New Caledonia's fiercely divided political parties on Thursday reached a deal on the sale of a key nickel mine which sparked a collapse of the French territory's government and threatened to cloud a third independence vote set for next year.

The massive Goro mine complex has been shut since December, when striking workers tried to storm the site to prevent its sale by the Brazilian mining giant Vale and the French state.

Under the new deal hammered out by pro-independence groups, loyalist parties and indigenous Kanaks, the mine will be sold to a consortium that now includes employees as well as three regional provinces.

As a result, local investors combined will keep a majority stake of 51 percent, while the Switzerland-based commodities trader Trafigura, which originally planned to buy the site, will hold just 19 percent. A pension fund will own the remainder.

"More than just a simple end to the crisis, this political accord creates a new mining model for southern Caledonia," said Roch Wamytan, a Kanak leader who is president of the Congress in Noumea.

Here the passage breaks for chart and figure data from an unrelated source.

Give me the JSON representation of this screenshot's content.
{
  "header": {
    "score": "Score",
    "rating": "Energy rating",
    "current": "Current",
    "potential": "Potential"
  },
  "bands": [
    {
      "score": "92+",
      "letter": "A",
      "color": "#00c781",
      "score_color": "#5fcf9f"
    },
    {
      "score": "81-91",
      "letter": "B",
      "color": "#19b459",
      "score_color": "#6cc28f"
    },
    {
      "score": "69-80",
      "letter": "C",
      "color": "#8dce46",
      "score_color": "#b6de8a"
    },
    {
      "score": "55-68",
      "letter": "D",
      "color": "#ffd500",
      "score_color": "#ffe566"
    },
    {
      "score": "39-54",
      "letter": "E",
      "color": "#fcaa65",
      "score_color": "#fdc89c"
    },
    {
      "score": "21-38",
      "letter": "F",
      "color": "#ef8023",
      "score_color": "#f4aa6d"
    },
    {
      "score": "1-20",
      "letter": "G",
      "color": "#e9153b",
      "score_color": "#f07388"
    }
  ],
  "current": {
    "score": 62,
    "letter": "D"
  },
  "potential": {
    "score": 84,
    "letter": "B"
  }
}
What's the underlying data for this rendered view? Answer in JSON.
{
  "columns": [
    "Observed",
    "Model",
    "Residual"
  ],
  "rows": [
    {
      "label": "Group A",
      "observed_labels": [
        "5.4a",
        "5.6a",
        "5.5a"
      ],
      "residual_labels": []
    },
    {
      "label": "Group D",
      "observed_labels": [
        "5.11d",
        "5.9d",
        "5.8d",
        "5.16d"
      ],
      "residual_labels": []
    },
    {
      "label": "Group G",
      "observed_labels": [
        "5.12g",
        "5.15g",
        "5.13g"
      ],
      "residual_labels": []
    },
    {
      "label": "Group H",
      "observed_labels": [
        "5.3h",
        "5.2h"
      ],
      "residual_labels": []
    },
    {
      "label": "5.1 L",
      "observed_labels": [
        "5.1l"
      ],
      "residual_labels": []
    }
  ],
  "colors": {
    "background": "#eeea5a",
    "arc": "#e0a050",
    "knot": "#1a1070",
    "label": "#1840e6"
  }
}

Wamytan and his allies in the pro-independence FLNKS alliance forced the collapse of the coalition government on February 2 to protest the sale as well as a budget plan for the cash-strapped island in the southern Pacific.

Its huge nickel reserves are crucial for the local economy, which has a large degree of autonomy though many are pushing for total independence.

A referendum on breaking away was rejected first in 2018 and then again in October, and a third vote will be held in 2022 as part of a de-colonisation plan from 1998 known as the Noumea Accord.

Private investors will pay one billion euros ($1.2 billion) and the French state will add 400 million euros in loans and guarantees for the mine, which accounts for 3,000 direct and indirect jobs.

"This accord by New Caledonia's political forces gives new hope for our ability to find solutions, by going beyond our usual positions," said Sonia Backes, president of the island's southern province where the mine is located.